In 2015, AIAG’s Quality 2020 survey found that OEMs and suppliers rank problem solving as the most critical issue impacting quality today. The study stated that over one-third of respondents felt there was significant potential for improvement in problem solving. In November 2015, AIAG convened a group of industry problem-solving professionals to study the survey results with the goal of identifying what improvements could be made to make problem solving more effective.
One of the team’s first steps was to survey the industry and further investigate why almost two-thirds of respondents in the Quality 2020 study felt their organizations are, at best, only moderately capable at problem solving. The purpose of the survey was to gather more precise information about the characteristics of ineffective problem solving. In particular, the Problem Solving Ad Hoc Committee wanted data to identify which step in the problem solving process is the biggest driver of ineffective problem solving.

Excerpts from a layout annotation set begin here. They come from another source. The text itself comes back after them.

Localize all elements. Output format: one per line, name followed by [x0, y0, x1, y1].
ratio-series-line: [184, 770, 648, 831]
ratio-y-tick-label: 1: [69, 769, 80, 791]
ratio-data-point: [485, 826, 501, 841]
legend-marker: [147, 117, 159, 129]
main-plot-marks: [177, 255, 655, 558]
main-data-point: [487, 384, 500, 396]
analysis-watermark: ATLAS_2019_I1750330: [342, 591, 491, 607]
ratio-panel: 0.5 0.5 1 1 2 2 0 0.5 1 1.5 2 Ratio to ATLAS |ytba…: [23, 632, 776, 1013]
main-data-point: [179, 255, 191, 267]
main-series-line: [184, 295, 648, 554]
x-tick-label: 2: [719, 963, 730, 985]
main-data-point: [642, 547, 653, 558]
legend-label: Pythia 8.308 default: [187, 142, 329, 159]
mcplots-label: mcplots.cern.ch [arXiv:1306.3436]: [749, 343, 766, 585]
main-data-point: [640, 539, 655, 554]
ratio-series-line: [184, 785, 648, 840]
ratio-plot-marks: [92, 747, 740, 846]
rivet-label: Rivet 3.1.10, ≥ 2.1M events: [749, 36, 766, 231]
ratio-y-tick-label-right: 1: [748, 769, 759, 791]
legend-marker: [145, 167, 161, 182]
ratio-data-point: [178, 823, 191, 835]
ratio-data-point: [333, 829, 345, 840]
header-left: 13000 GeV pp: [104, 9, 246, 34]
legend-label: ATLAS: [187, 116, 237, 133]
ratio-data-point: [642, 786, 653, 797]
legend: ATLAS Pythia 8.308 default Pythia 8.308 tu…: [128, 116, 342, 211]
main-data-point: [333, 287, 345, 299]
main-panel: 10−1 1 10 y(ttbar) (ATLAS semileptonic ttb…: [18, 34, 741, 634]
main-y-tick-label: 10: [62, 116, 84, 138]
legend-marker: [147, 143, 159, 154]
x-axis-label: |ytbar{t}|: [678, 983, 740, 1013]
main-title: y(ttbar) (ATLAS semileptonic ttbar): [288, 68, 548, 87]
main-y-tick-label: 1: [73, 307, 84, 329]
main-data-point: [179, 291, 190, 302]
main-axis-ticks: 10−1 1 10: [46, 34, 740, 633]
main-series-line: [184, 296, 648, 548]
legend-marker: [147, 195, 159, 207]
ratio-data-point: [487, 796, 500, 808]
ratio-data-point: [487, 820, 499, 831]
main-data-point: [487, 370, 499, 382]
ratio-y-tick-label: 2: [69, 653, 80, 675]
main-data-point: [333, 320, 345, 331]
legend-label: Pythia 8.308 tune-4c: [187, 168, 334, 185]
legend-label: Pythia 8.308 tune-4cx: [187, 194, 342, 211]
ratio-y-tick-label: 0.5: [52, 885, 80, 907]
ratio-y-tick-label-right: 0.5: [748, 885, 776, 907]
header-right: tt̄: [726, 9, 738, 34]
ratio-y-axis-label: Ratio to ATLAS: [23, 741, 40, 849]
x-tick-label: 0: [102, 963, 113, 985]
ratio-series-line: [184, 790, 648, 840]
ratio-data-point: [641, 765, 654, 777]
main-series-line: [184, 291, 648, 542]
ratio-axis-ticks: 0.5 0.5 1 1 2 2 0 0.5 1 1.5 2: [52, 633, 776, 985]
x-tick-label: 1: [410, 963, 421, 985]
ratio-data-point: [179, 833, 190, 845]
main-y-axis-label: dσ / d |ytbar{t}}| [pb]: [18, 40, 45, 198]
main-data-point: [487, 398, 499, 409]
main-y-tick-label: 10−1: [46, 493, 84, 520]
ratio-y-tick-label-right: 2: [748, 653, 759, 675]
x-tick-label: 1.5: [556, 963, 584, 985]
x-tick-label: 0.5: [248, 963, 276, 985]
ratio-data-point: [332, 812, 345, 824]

The survey results showed that only 43 percent of respondents say their companies often or always receive correct identification of the problem. The survey also indicated that a high percentage of companies don't always receive accurate notification of problems in a timely manner, and about 50 percent say root causes and corrective actions are not always implemented in a timely manner.
Overall comments point to the need for a well-defined problem statement, more guidance on how to enhance the up-front steps of the problem-solving process, and how to close, verify, and measure effectiveness to ensure the problem is not repeated.
The AIAG Problem Solving Ad Hoc Committee has determined there is an opportunity to improve the existing CQI-20 and CQI- 21 Effective Problem Solving documents by adding guidance for the items that were identified as problematic in the survey.